Does anyone have resources for a good way to get started with this sort of moder...

jahewson · on July 17, 2023

If you’d like a practical goal, you probably want to learn PyTorch and have a little background knowledge of the memory architecture of the GPUs. If you want to go deep, learn CUDA: https://docs.nvidia.com/cuda/cuda-c-programming-guide/index....

whimsicalism · on July 17, 2023

Yes, I know pytorch well at this point and have basic memory architecture understanding. In the process of learning CUDA, but would love pointers for depth/intermediate things to explore.

jahewson · on July 17, 2023

I found this talk helpful. https://on-demand.gputechconf.com/gtc/2017/presentation/s712...

Have you tried the Visual Profiler yet?

luckyt · on July 17, 2023

I found it helpful to start with CUDA on numba since it lets you write GPU kernels in python. Assuming you're like most ML engineers and you're more familiar with python than C++, this allows you to separately learn CUDA concepts from also learning C++ at the same time. There's also a set of GPU puzzles for beginners [1] using to get started with numba CUDA.

[1] https://github.com/srush/GPU-Puzzles

whimsicalism · on July 17, 2023

Thanks for the link! Sasha is actually my former professor - if this is anything like his past pytorch puzzles I'm sure I'll find it enjoyable.

brrrrrm · on July 17, 2023

I'd start with the example of implementing the fastest reduction you possibly can.

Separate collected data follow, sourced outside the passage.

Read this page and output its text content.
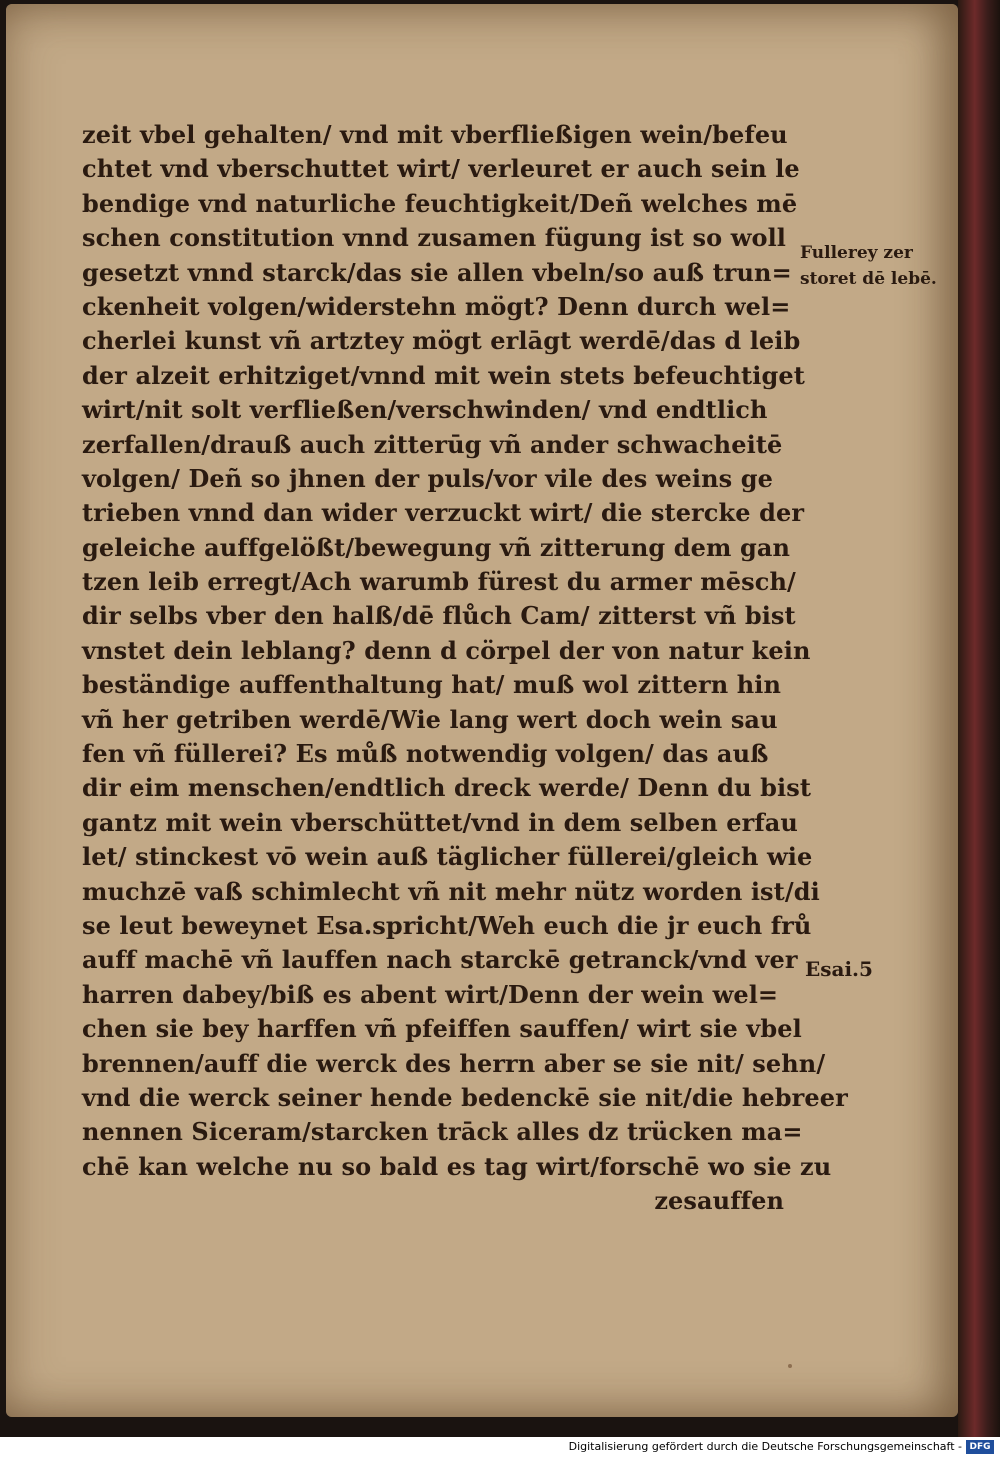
zeit vbel gehalten/ vnd mit vberfließigen wein/befeu
chtet vnd vberschuttet wirt/ verleuret er auch sein le
bendige vnd naturliche feuchtigkeit/Deñ welches mē
schen constitution vnnd zusamen fügung ist so woll
gesetzt vnnd starck/das sie allen vbeln/so auß trun=
ckenheit volgen/widerstehn mögt? Denn durch wel=
cherlei kunst vñ artztey mögt erlāgt werdē/das d leib
der alzeit erhitziget/vnnd mit wein stets befeuchtiget
wirt/nit solt verfließen/verschwinden/ vnd endtlich
zerfallen/drauß auch zitterūg vñ ander schwacheitē
volgen/ Deñ so jhnen der puls/vor vile des weins ge
trieben vnnd dan wider verzuckt wirt/ die stercke der
geleiche auffgelößt/bewegung vñ zitterung dem gan
tzen leib erregt/Ach warumb fürest du armer mēsch/
dir selbs vber den halß/dē flůch Cam/ zitterst vñ bist
vnstet dein leblang? denn d cörpel der von natur kein
beständige auffenthaltung hat/ muß wol zittern hin
vñ her getriben werdē/Wie lang wert doch wein sau
fen vñ füllerei? Es můß notwendig volgen/ das auß
dir eim menschen/endtlich dreck werde/ Denn du bist
gantz mit wein vberschüttet/vnd in dem selben erfau
let/ stinckest vō wein auß täglicher füllerei/gleich wie
muchzē vaß schimlecht vñ nit mehr nütz worden ist/di
se leut beweynet Esa.spricht/Weh euch die jr euch frů
auff machē vñ lauffen nach starckē getranck/vnd ver
harren dabey/biß es abent wirt/Denn der wein wel=
chen sie bey harffen vñ pfeiffen sauffen/ wirt sie vbel
brennen/auff die werck des herrn aber se sie nit/ sehn/
vnd die werck seiner hende bedenckē sie nit/die hebreer
nennen Siceram/starcken trāck alles dz trücken ma=
chē kan welche nu so bald es tag wirt/forschē wo sie zu
zesauffen
Fullerey zer
storet dē lebē.
Esai.5
Digitalisierung gefördert durch die Deutsche Forschungsgemeinschaft - DFG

Pretty much all complexity in every kernel used in ML extends from this concept (reductions with addition).

https://developer.download.nvidia.com/assets/cuda/files/redu...

FL33TW00D · on July 18, 2023

I love this PDF, some crazy sticking power since he's referring to a G80 GPU there!

whimsicalism · on July 17, 2023

thank you for the suggestion - will take a look!